Dr. Anthony Fauci, the director of the National Institute of Allergy and Infectious Diseases, recently explained, in reference to Atlas, "He keeps talking about things that when you dissect it out and parse it out, it doesn't make any sense." Similarly, Dr. Robert Redfield, the director of the Centers for Disease Control and Prevention, was overheard saying in September that Atlas was spreading misinformation.

"Everything he says is false," Redfield was overheard saying by an NBC News reporter.

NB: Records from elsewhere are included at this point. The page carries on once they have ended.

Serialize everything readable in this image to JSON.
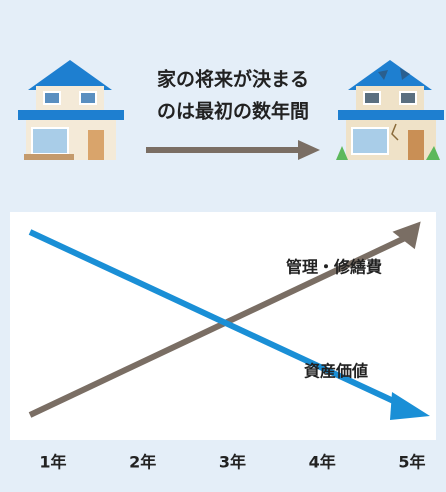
{
  "header": {
    "caption_lines": [
      "家の将来が決まる",
      "のは最初の数年間"
    ]
  },
  "diagram": {
    "lines": [
      {
        "label": "管理・修繕費"
      },
      {
        "label": "資産価値"
      }
    ],
    "x_labels": [
      "1年",
      "2年",
      "3年",
      "4年",
      "5年"
    ]
  }
}
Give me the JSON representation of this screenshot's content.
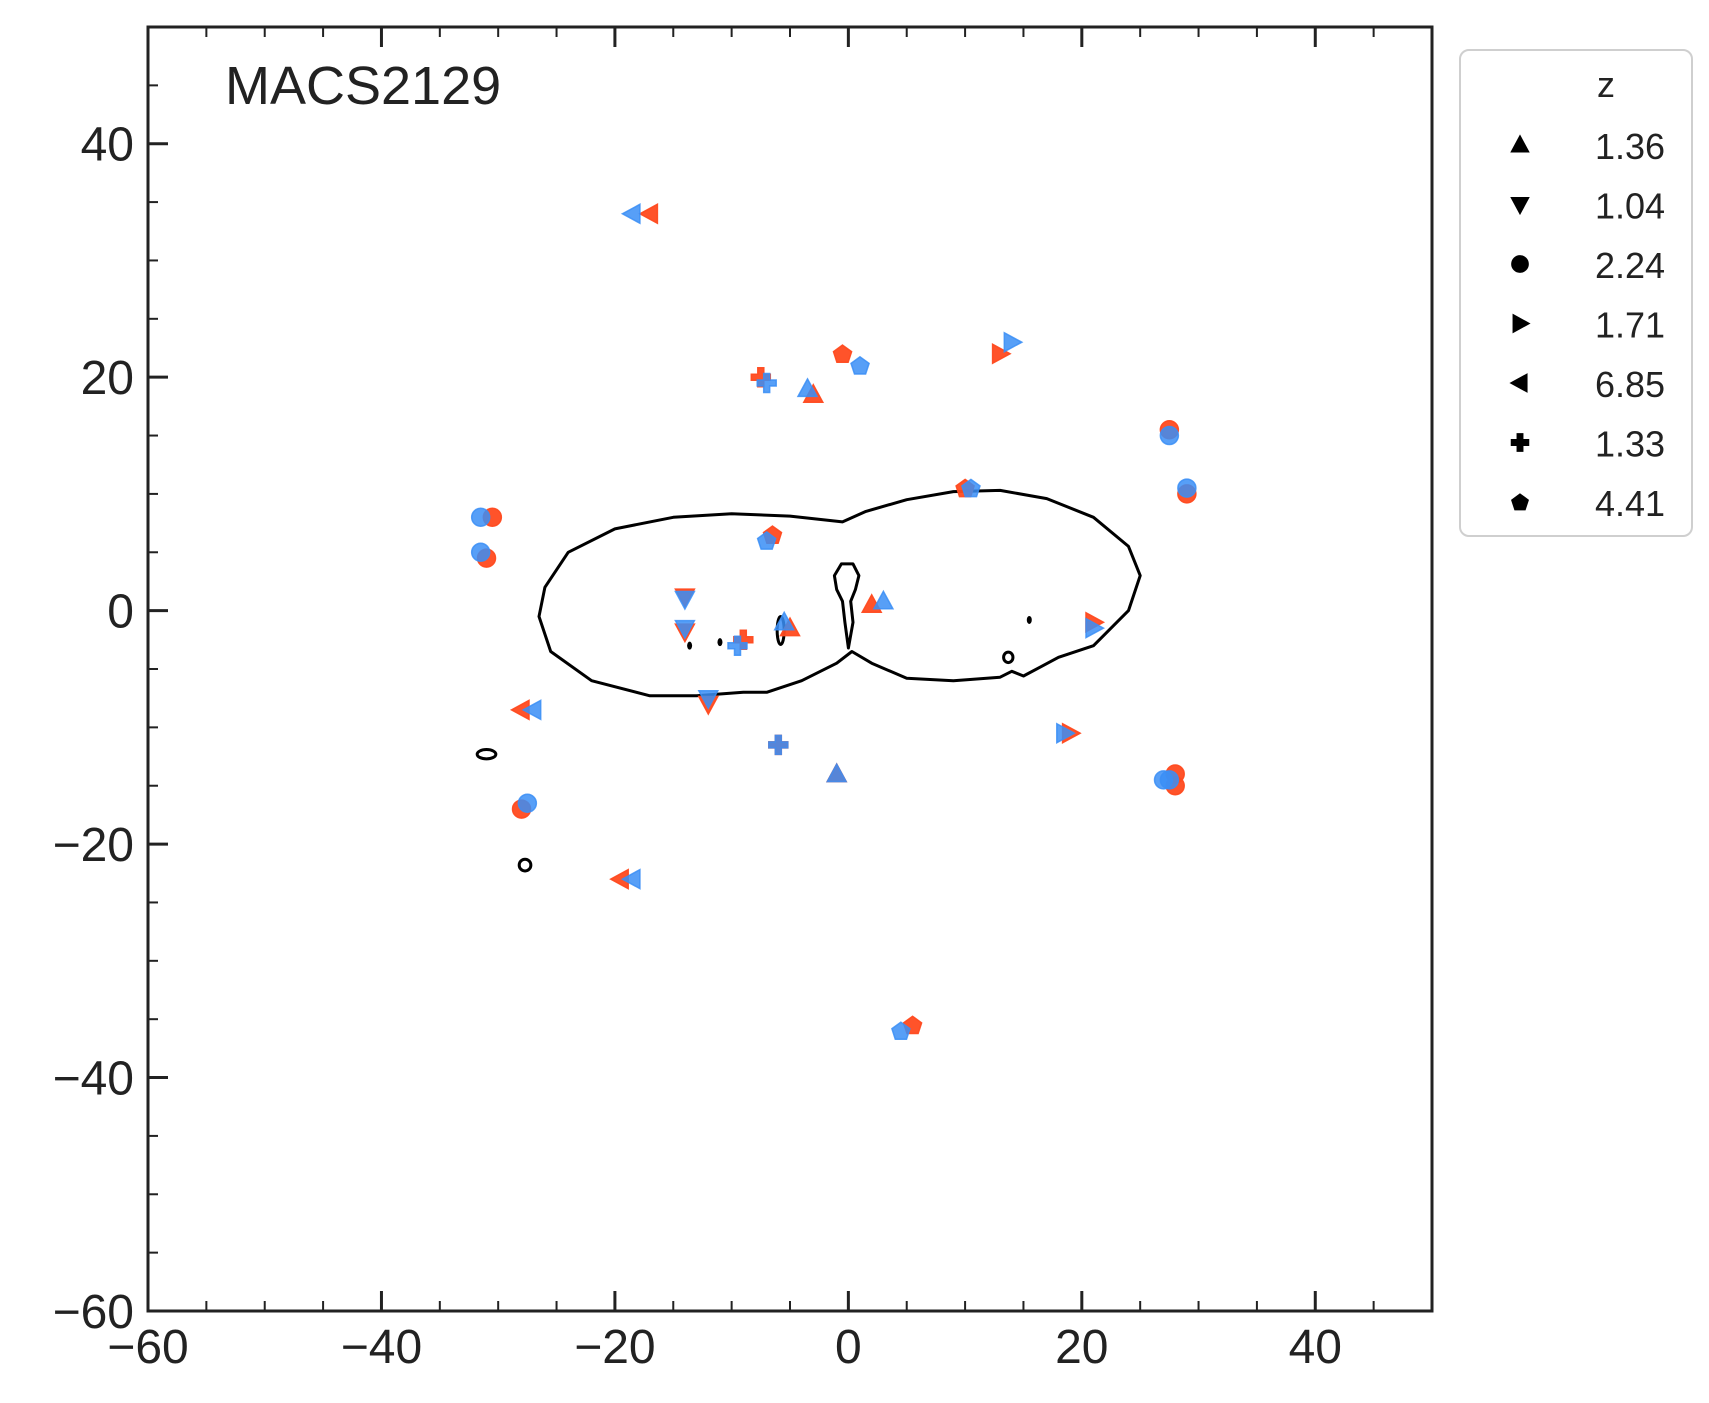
{
  "chart_data": {
    "type": "scatter",
    "title": "MACS2129",
    "xlabel": "",
    "ylabel": "",
    "xlim": [
      -60,
      50
    ],
    "ylim": [
      -60,
      50
    ],
    "xticks": [
      -60,
      -40,
      -20,
      0,
      20,
      40
    ],
    "yticks": [
      -60,
      -40,
      -20,
      0,
      20,
      40
    ],
    "xtick_labels": [
      "−60",
      "−40",
      "−20",
      "0",
      "20",
      "40"
    ],
    "ytick_labels": [
      "−60",
      "−40",
      "−20",
      "0",
      "20",
      "40"
    ],
    "grid": false,
    "legend": {
      "title": "z",
      "placement": "outside upper right",
      "entries": [
        {
          "label": "1.36",
          "marker": "triangle-up"
        },
        {
          "label": "1.04",
          "marker": "triangle-down"
        },
        {
          "label": "2.24",
          "marker": "circle"
        },
        {
          "label": "1.71",
          "marker": "triangle-right"
        },
        {
          "label": "6.85",
          "marker": "triangle-left"
        },
        {
          "label": "1.33",
          "marker": "plus"
        },
        {
          "label": "4.41",
          "marker": "pentagon"
        }
      ]
    },
    "colors": {
      "observed": "#ff4a1f",
      "model": "#3a8ef6",
      "curve": "#000000",
      "frame": "#222222"
    },
    "series": [
      {
        "z": "1.36",
        "marker": "triangle-up",
        "observed": [
          [
            -3,
            18.5
          ],
          [
            2,
            0.5
          ],
          [
            -5,
            -1.5
          ],
          [
            -1,
            -14
          ]
        ],
        "model": [
          [
            -3.5,
            19
          ],
          [
            3,
            0.8
          ],
          [
            -5.5,
            -1
          ],
          [
            -1,
            -14
          ]
        ]
      },
      {
        "z": "1.04",
        "marker": "triangle-down",
        "observed": [
          [
            -14,
            1.2
          ],
          [
            -14,
            -1.8
          ],
          [
            -12,
            -8
          ]
        ],
        "model": [
          [
            -14,
            1
          ],
          [
            -14,
            -1.5
          ],
          [
            -12,
            -7.5
          ]
        ]
      },
      {
        "z": "2.24",
        "marker": "circle",
        "observed": [
          [
            -30.5,
            8
          ],
          [
            -31,
            4.5
          ],
          [
            -28,
            -17
          ],
          [
            27.5,
            15.5
          ],
          [
            28,
            -15
          ],
          [
            29,
            10
          ],
          [
            28,
            -14
          ]
        ],
        "model": [
          [
            -31.5,
            8
          ],
          [
            -31.5,
            5
          ],
          [
            -27.5,
            -16.5
          ],
          [
            27.5,
            15
          ],
          [
            27.5,
            -14.5
          ],
          [
            29,
            10.5
          ],
          [
            27,
            -14.5
          ]
        ]
      },
      {
        "z": "1.71",
        "marker": "triangle-right",
        "observed": [
          [
            13,
            22
          ],
          [
            21,
            -1
          ],
          [
            19,
            -10.5
          ]
        ],
        "model": [
          [
            14,
            23
          ],
          [
            21,
            -1.5
          ],
          [
            18.5,
            -10.5
          ]
        ]
      },
      {
        "z": "6.85",
        "marker": "triangle-left",
        "observed": [
          [
            -17,
            34
          ],
          [
            -28,
            -8.5
          ],
          [
            -19.5,
            -23
          ]
        ],
        "model": [
          [
            -18.5,
            34
          ],
          [
            -27,
            -8.5
          ],
          [
            -18.5,
            -23
          ]
        ]
      },
      {
        "z": "1.33",
        "marker": "plus",
        "observed": [
          [
            -7.5,
            20
          ],
          [
            -9,
            -2.5
          ],
          [
            -6,
            -11.5
          ]
        ],
        "model": [
          [
            -7,
            19.5
          ],
          [
            -9.5,
            -3
          ],
          [
            -6,
            -11.5
          ]
        ]
      },
      {
        "z": "4.41",
        "marker": "pentagon",
        "observed": [
          [
            -0.5,
            22
          ],
          [
            10,
            10.5
          ],
          [
            -6.5,
            6.5
          ],
          [
            5.5,
            -35.5
          ]
        ],
        "model": [
          [
            1,
            21
          ],
          [
            10.5,
            10.5
          ],
          [
            -7,
            6
          ],
          [
            4.5,
            -36
          ]
        ]
      }
    ]
  }
}
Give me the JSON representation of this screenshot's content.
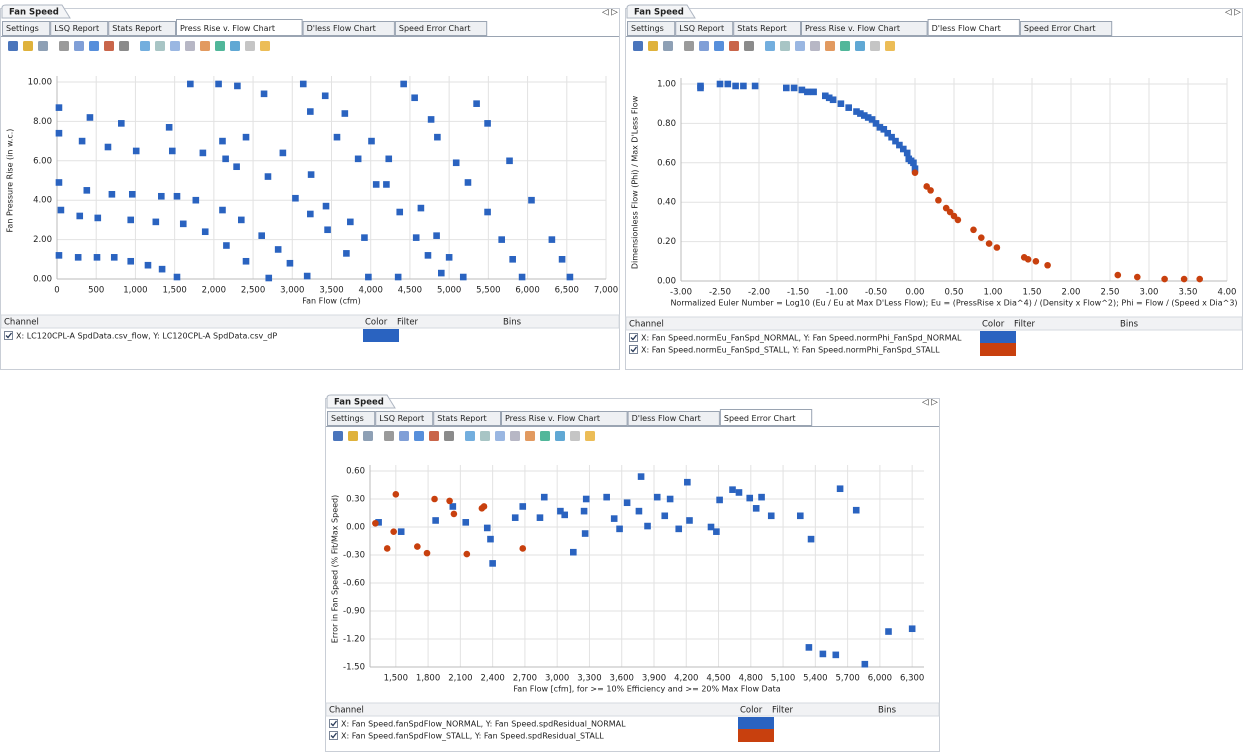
{
  "panels": [
    {
      "title": "Fan Speed",
      "tabs": [
        "Settings",
        "LSQ Report",
        "Stats Report",
        "Press Rise v. Flow Chart",
        "D'less Flow Chart",
        "Speed Error Chart"
      ],
      "active_tab": 3,
      "channel_header": [
        "Channel",
        "Color",
        "Filter",
        "Bins"
      ]
    },
    {
      "title": "Fan Speed",
      "tabs": [
        "Settings",
        "LSQ Report",
        "Stats Report",
        "Press Rise v. Flow Chart",
        "D'less Flow Chart",
        "Speed Error Chart"
      ],
      "active_tab": 4,
      "channel_header": [
        "Channel",
        "Color",
        "Filter",
        "Bins"
      ]
    },
    {
      "title": "Fan Speed",
      "tabs": [
        "Settings",
        "LSQ Report",
        "Stats Report",
        "Press Rise v. Flow Chart",
        "D'less Flow Chart",
        "Speed Error Chart"
      ],
      "active_tab": 5,
      "channel_header": [
        "Channel",
        "Color",
        "Filter",
        "Bins"
      ]
    }
  ],
  "chart_data": [
    {
      "type": "scatter",
      "x_label": "Fan Flow (cfm)",
      "y_label": "Fan Pressure Rise (in w.c.)",
      "label_color": "#3b74c4",
      "grid": true,
      "xlim": [
        0,
        7000
      ],
      "ylim": [
        0,
        10
      ],
      "xticks": [
        0,
        500,
        {
          "value": 1000,
          "label": "1,000"
        },
        {
          "value": 1500,
          "label": "1,500"
        },
        {
          "value": 2000,
          "label": "2,000"
        },
        {
          "value": 2500,
          "label": "2,500"
        },
        {
          "value": 3000,
          "label": "3,000"
        },
        {
          "value": 3500,
          "label": "3,500"
        },
        {
          "value": 4000,
          "label": "4,000"
        },
        {
          "value": 4500,
          "label": "4,500"
        },
        {
          "value": 5000,
          "label": "5,000"
        },
        {
          "value": 5500,
          "label": "5,500"
        },
        {
          "value": 6000,
          "label": "6,000"
        },
        {
          "value": 6500,
          "label": "6,500"
        },
        {
          "value": 7000,
          "label": "7,000"
        }
      ],
      "yticks": [
        {
          "value": 0,
          "label": "0.00"
        },
        {
          "value": 2,
          "label": "2.00"
        },
        {
          "value": 4,
          "label": "4.00"
        },
        {
          "value": 6,
          "label": "6.00"
        },
        {
          "value": 8,
          "label": "8.00"
        },
        {
          "value": 10,
          "label": "10.00"
        }
      ],
      "series": [
        {
          "name": "X: LC120CPL-A SpdData.csv_flow, Y: LC120CPL-A SpdData.csv_dP",
          "color": "#2a63c0",
          "marker": "square",
          "x": [
            25,
            25,
            25,
            50,
            25,
            320,
            290,
            270,
            420,
            380,
            520,
            510,
            650,
            700,
            730,
            820,
            960,
            940,
            940,
            1010,
            1160,
            1430,
            1470,
            1330,
            1260,
            1340,
            1530,
            1530,
            1700,
            1610,
            1770,
            1860,
            1890,
            2060,
            2110,
            2110,
            2150,
            2160,
            2300,
            2290,
            2350,
            2410,
            2410,
            2640,
            2690,
            2610,
            2700,
            2820,
            2880,
            2970,
            3040,
            3140,
            3230,
            3240,
            3230,
            3190,
            3420,
            3430,
            3450,
            3570,
            3670,
            3740,
            3690,
            3840,
            3920,
            3970,
            4010,
            4070,
            4230,
            4200,
            4350,
            4370,
            4420,
            4560,
            4580,
            4640,
            4730,
            4770,
            4840,
            4850,
            4900,
            5000,
            5090,
            5180,
            5240,
            5350,
            5490,
            5490,
            5770,
            5670,
            5810,
            5930,
            6050,
            6310,
            6440,
            6540
          ],
          "values": [
            8.7,
            7.4,
            4.9,
            3.5,
            1.2,
            7.0,
            3.2,
            1.1,
            8.2,
            4.5,
            3.1,
            1.1,
            6.7,
            4.3,
            1.1,
            7.9,
            4.3,
            3.0,
            0.9,
            6.5,
            0.7,
            7.7,
            6.5,
            4.2,
            2.9,
            0.5,
            0.1,
            4.2,
            9.9,
            2.8,
            4.0,
            6.4,
            2.4,
            9.9,
            7.0,
            3.5,
            6.1,
            1.7,
            9.8,
            5.7,
            3.0,
            7.2,
            0.9,
            9.4,
            5.2,
            2.2,
            0.05,
            1.5,
            6.4,
            0.8,
            4.1,
            9.9,
            8.5,
            5.3,
            3.3,
            0.15,
            9.3,
            3.7,
            2.5,
            7.2,
            8.4,
            2.9,
            1.3,
            6.1,
            2.1,
            0.1,
            7.0,
            4.8,
            6.1,
            4.8,
            0.1,
            3.4,
            9.9,
            9.2,
            2.1,
            3.6,
            1.2,
            8.1,
            2.2,
            7.2,
            0.3,
            1.1,
            5.9,
            0.1,
            4.9,
            8.9,
            7.9,
            3.4,
            6.0,
            2.0,
            1.0,
            0.1,
            4.0,
            2.0,
            1.0,
            0.1
          ]
        }
      ]
    },
    {
      "type": "scatter",
      "x_label": "Normalized Euler Number = Log10 (Eu / Eu at Max D'Less Flow); Eu = (PressRise x Dia^4) / (Density x Flow^2); Phi = Flow / (Speed x Dia^3)",
      "y_label": "Dimensionless Flow (Phi) / Max D'Less Flow",
      "label_color": "#222222",
      "grid": true,
      "xlim": [
        -3,
        4
      ],
      "ylim": [
        0,
        1
      ],
      "xticks": [
        {
          "value": -3,
          "label": "-3.00"
        },
        {
          "value": -2.5,
          "label": "-2.50"
        },
        {
          "value": -2,
          "label": "-2.00"
        },
        {
          "value": -1.5,
          "label": "-1.50"
        },
        {
          "value": -1,
          "label": "-1.00"
        },
        {
          "value": -0.5,
          "label": "-0.50"
        },
        {
          "value": 0,
          "label": "0.00"
        },
        {
          "value": 0.5,
          "label": "0.50"
        },
        {
          "value": 1,
          "label": "1.00"
        },
        {
          "value": 1.5,
          "label": "1.50"
        },
        {
          "value": 2,
          "label": "2.00"
        },
        {
          "value": 2.5,
          "label": "2.50"
        },
        {
          "value": 3,
          "label": "3.00"
        },
        {
          "value": 3.5,
          "label": "3.50"
        },
        {
          "value": 4,
          "label": "4.00"
        }
      ],
      "yticks": [
        {
          "value": 0,
          "label": "0.00"
        },
        {
          "value": 0.2,
          "label": "0.20"
        },
        {
          "value": 0.4,
          "label": "0.40"
        },
        {
          "value": 0.6,
          "label": "0.60"
        },
        {
          "value": 0.8,
          "label": "0.80"
        },
        {
          "value": 1,
          "label": "1.00"
        }
      ],
      "series": [
        {
          "name": "X: Fan Speed.normEu_FanSpd_NORMAL, Y: Fan Speed.normPhi_FanSpd_NORMAL",
          "color": "#2a63c0",
          "marker": "square",
          "x": [
            -2.75,
            -2.75,
            -2.5,
            -2.4,
            -2.3,
            -2.2,
            -2.05,
            -1.65,
            -1.55,
            -1.45,
            -1.38,
            -1.3,
            -1.15,
            -1.1,
            -1.05,
            -0.95,
            -0.85,
            -0.75,
            -0.7,
            -0.65,
            -0.6,
            -0.55,
            -0.5,
            -0.45,
            -0.4,
            -0.35,
            -0.3,
            -0.25,
            -0.2,
            -0.15,
            -0.1,
            -0.08,
            -0.05,
            -0.02,
            0.0
          ],
          "values": [
            0.99,
            0.98,
            1.0,
            1.0,
            0.99,
            0.99,
            0.99,
            0.98,
            0.98,
            0.97,
            0.96,
            0.96,
            0.94,
            0.93,
            0.92,
            0.9,
            0.88,
            0.86,
            0.85,
            0.84,
            0.83,
            0.82,
            0.8,
            0.78,
            0.77,
            0.75,
            0.73,
            0.71,
            0.69,
            0.67,
            0.65,
            0.62,
            0.61,
            0.6,
            0.57
          ]
        },
        {
          "name": "X: Fan Speed.normEu_FanSpd_STALL, Y: Fan Speed.normPhi_FanSpd_STALL",
          "color": "#c8400e",
          "marker": "circle",
          "x": [
            0.0,
            0.15,
            0.2,
            0.3,
            0.4,
            0.45,
            0.5,
            0.55,
            0.75,
            0.85,
            0.95,
            1.05,
            1.4,
            1.45,
            1.55,
            1.7,
            2.6,
            2.85,
            3.2,
            3.45,
            3.65
          ],
          "values": [
            0.55,
            0.48,
            0.46,
            0.41,
            0.37,
            0.35,
            0.33,
            0.31,
            0.26,
            0.22,
            0.19,
            0.17,
            0.12,
            0.11,
            0.1,
            0.08,
            0.03,
            0.02,
            0.01,
            0.01,
            0.01
          ]
        }
      ]
    },
    {
      "type": "scatter",
      "x_label": "Fan Flow [cfm], for >= 10% Efficiency and >= 20% Max Flow Data",
      "y_label": "Error in Fan Speed (% Fit/Max Speed)",
      "label_color": "#222222",
      "grid": true,
      "xlim": [
        1260,
        6410
      ],
      "ylim": [
        -1.5,
        0.6
      ],
      "xticks": [
        {
          "value": 1500,
          "label": "1,500"
        },
        {
          "value": 1800,
          "label": "1,800"
        },
        {
          "value": 2100,
          "label": "2,100"
        },
        {
          "value": 2400,
          "label": "2,400"
        },
        {
          "value": 2700,
          "label": "2,700"
        },
        {
          "value": 3000,
          "label": "3,000"
        },
        {
          "value": 3300,
          "label": "3,300"
        },
        {
          "value": 3600,
          "label": "3,600"
        },
        {
          "value": 3900,
          "label": "3,900"
        },
        {
          "value": 4200,
          "label": "4,200"
        },
        {
          "value": 4500,
          "label": "4,500"
        },
        {
          "value": 4800,
          "label": "4,800"
        },
        {
          "value": 5100,
          "label": "5,100"
        },
        {
          "value": 5400,
          "label": "5,400"
        },
        {
          "value": 5700,
          "label": "5,700"
        },
        {
          "value": 6000,
          "label": "6,000"
        },
        {
          "value": 6300,
          "label": "6,300"
        }
      ],
      "yticks": [
        {
          "value": -1.5,
          "label": "-1.50"
        },
        {
          "value": -1.2,
          "label": "-1.20"
        },
        {
          "value": -0.9,
          "label": "-0.90"
        },
        {
          "value": -0.6,
          "label": "-0.60"
        },
        {
          "value": -0.3,
          "label": "-0.30"
        },
        {
          "value": 0,
          "label": "0.00"
        },
        {
          "value": 0.3,
          "label": "0.30"
        },
        {
          "value": 0.6,
          "label": "0.60"
        }
      ],
      "series": [
        {
          "name": "X: Fan Speed.fanSpdFlow_NORMAL, Y: Fan Speed.spdResidual_NORMAL",
          "color": "#2a63c0",
          "marker": "square",
          "x": [
            1340,
            1550,
            1870,
            2030,
            2150,
            2350,
            2380,
            2400,
            2610,
            2680,
            2840,
            2880,
            3030,
            3070,
            3150,
            3250,
            3260,
            3270,
            3460,
            3530,
            3580,
            3650,
            3760,
            3780,
            3840,
            3930,
            4000,
            4050,
            4130,
            4210,
            4230,
            4430,
            4480,
            4510,
            4630,
            4690,
            4790,
            4850,
            4900,
            4990,
            5260,
            5360,
            5340,
            5470,
            5590,
            5630,
            5780,
            5860,
            6080,
            6300
          ],
          "values": [
            0.05,
            -0.05,
            0.07,
            0.22,
            0.05,
            -0.01,
            -0.13,
            -0.39,
            0.1,
            0.22,
            0.1,
            0.32,
            0.17,
            0.13,
            -0.27,
            0.17,
            -0.07,
            0.3,
            0.32,
            0.09,
            -0.02,
            0.26,
            0.17,
            0.54,
            0.01,
            0.32,
            0.12,
            0.3,
            -0.02,
            0.48,
            0.07,
            0.0,
            -0.05,
            0.29,
            0.4,
            0.37,
            0.31,
            0.2,
            0.32,
            0.12,
            0.12,
            -0.13,
            -1.29,
            -1.36,
            -1.37,
            0.41,
            0.18,
            -1.47,
            -1.12,
            -1.09
          ]
        },
        {
          "name": "X: Fan Speed.fanSpdFlow_STALL, Y: Fan Speed.spdResidual_STALL",
          "color": "#c8400e",
          "marker": "circle",
          "x": [
            1310,
            1420,
            1480,
            1500,
            1700,
            1790,
            1860,
            2040,
            2000,
            2160,
            2300,
            2320,
            2680
          ],
          "values": [
            0.04,
            -0.23,
            -0.05,
            0.35,
            -0.21,
            -0.28,
            0.3,
            0.14,
            0.28,
            -0.29,
            0.2,
            0.22,
            -0.23
          ]
        }
      ]
    }
  ]
}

And with this in mind, Atlas' departure is obviously welcome news, at least insofar as he'll no longer be in a position to do further damage to the federal response to COVID-19. At Stanford University, where Atlas has worked at a conservative think tank affiliated with the school, there was relief in response to his resignation letter.

"Dr. Scott Atlas' resignation today is long overdue and underscores the triumph of science and truth over falsehoods and misinformation," scholars at Stanford University's medical school said in a statement last night.

I wish I took more comfort in the celebration. The fact remains that Atlas never should have been put in this position in the first place, and his departure has little to do with his failures and profound misjudgments. Fox News' report on the developments noted the radiologist's 130-day detail as a "special government employee" was set to expire this week, which apparently prompted his resignation.

It's heartening news, to be sure, but in the Trump White House, science and truth did not actually triumph over falsehoods and misinformation. Atlas, for all intents and purposes, got what he wanted: a federal response to a deadly pandemic in which the White House effectively stopped trying.

The administration's response has been disastrous, and Atlas bears a fair amount of responsibility for the tragedy.